Archive for February, 2007

its really tiring

Tuesday, February 27th, 2007

im trying to do sumting good here tapi byk sangat suara2 yang tak menggalakkan plus x ramai yg bagi commitment..im kinda tired running here and there..my money wasted ..my energy…im trying to make things work here..please support n mind ur own business..sumtimes u really need to be cruel to be kind~

at least sumting good happen

Friday, February 9th, 2007

of all the incident that happened today..it made me feel a bit confused n sad..but some how i got a call from my abg at 2.12 am saying dat kak mai dah beranak..therefore theres a new baby girl in the family..im so happy

Friday, February 9th, 2007

That’s the Way It Is by* Celine Dion

I can read your mind
And I know your story
I see what you’re going through (yeah)
It’s an uphill climb
And I’m feeling sorry
But I know it will come to you
Don’t surrender
‘Cause you can win
In this thing called love
When you want it the most
There’s no easy way out
When you’re ready to go
And your heart’s left in doubt
Don’t give up on your faith
Love comes to those who believe it
And that’s the way it is
When you question me
For a simple answer
I don’t know what to say (no)
But it’s plain to see
If you stick together
You’re gonna find the way
So don’t surrender
‘Cause you can win
In this thing called love
When you want it the most
There’s no easy way out
When you’re ready to go
And your heart’s left in doubt
Don’t give up on your faith
Love comes to those who believe it
And that’s the way it is
When life is empty
With no tomorrow
And loneliness starts to call
Baby don’t worry
Forget your sorrow
‘Cause love’s gonna conquer it all
When you want it the most
There’s no easy way out
When you’re ready to go
And your heart’s left in doubt
Don’t give up on your faith
Love comes to those who believe it
And that’s the way it is
When you want it the most
There’s no easy way out
When you’re ready to go
And your heart’s left in doubt
Don’t give up on your faith
Love comes to those who believe it
And that’s the way it is

i hate myself

Friday, February 9th, 2007

how do u choose the right path that was actually meant for u..u dont,right?what if u already know the outcome but u pretend that u dont know?and what if u know that the things that u did was totally wrong but you keep on repeating the same mistake again?what if u already know that the person is not meant for you, but you keep on hoping that he will eventually will be.why do u?whats holding you back?why does these feeling and questions keep on bugging me?it hurts to know and admit to the truth, but why do i deny.i should face it..but im too scared..im scared of rejection..im scared at almost everything that happens around me.why do i feel so insecure?..is that what life is all about?
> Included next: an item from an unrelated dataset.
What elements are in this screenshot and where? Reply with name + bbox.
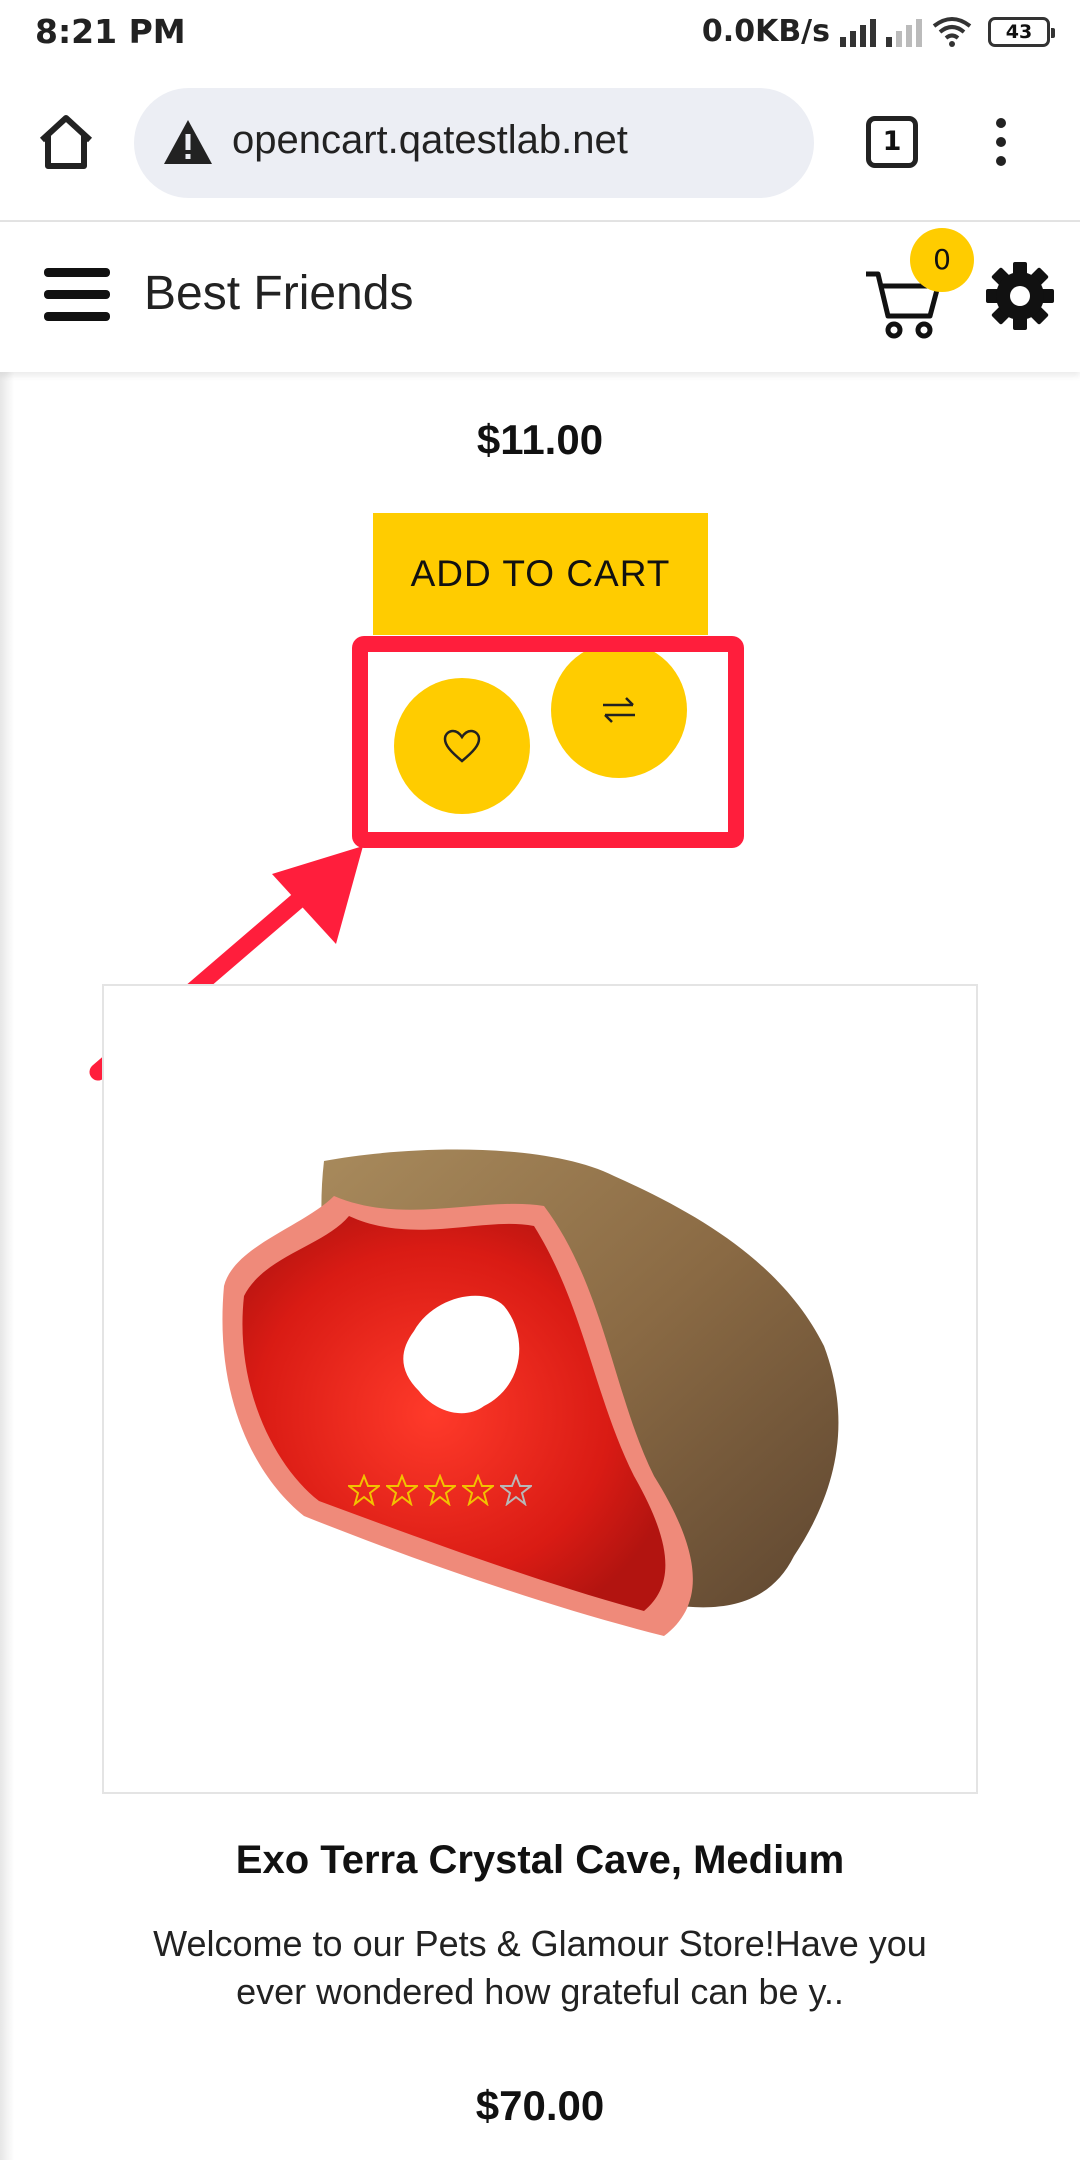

to deny things that happens around me..is not an option..im just trying to protect myself..against whatever that makes me feel sad and insecure..how can i live without that someone but at the same time i cant live with him?its weird right..its kinda lame..but this is the truth about what im feeling right now..screw me..being there at that moment brings out the old sad memories which i should have thrown it away ages ago..i just cant help it.. it keeps coming back…it makes me feel sad just being there..cluless and not knowing what to do..and that is soo not me, lately…unclear about the whole situation..im caught up it this mess..i really have to get things straighten up..i need to break free..

actually come to think of it..how could i lost something that i never had..dowh!!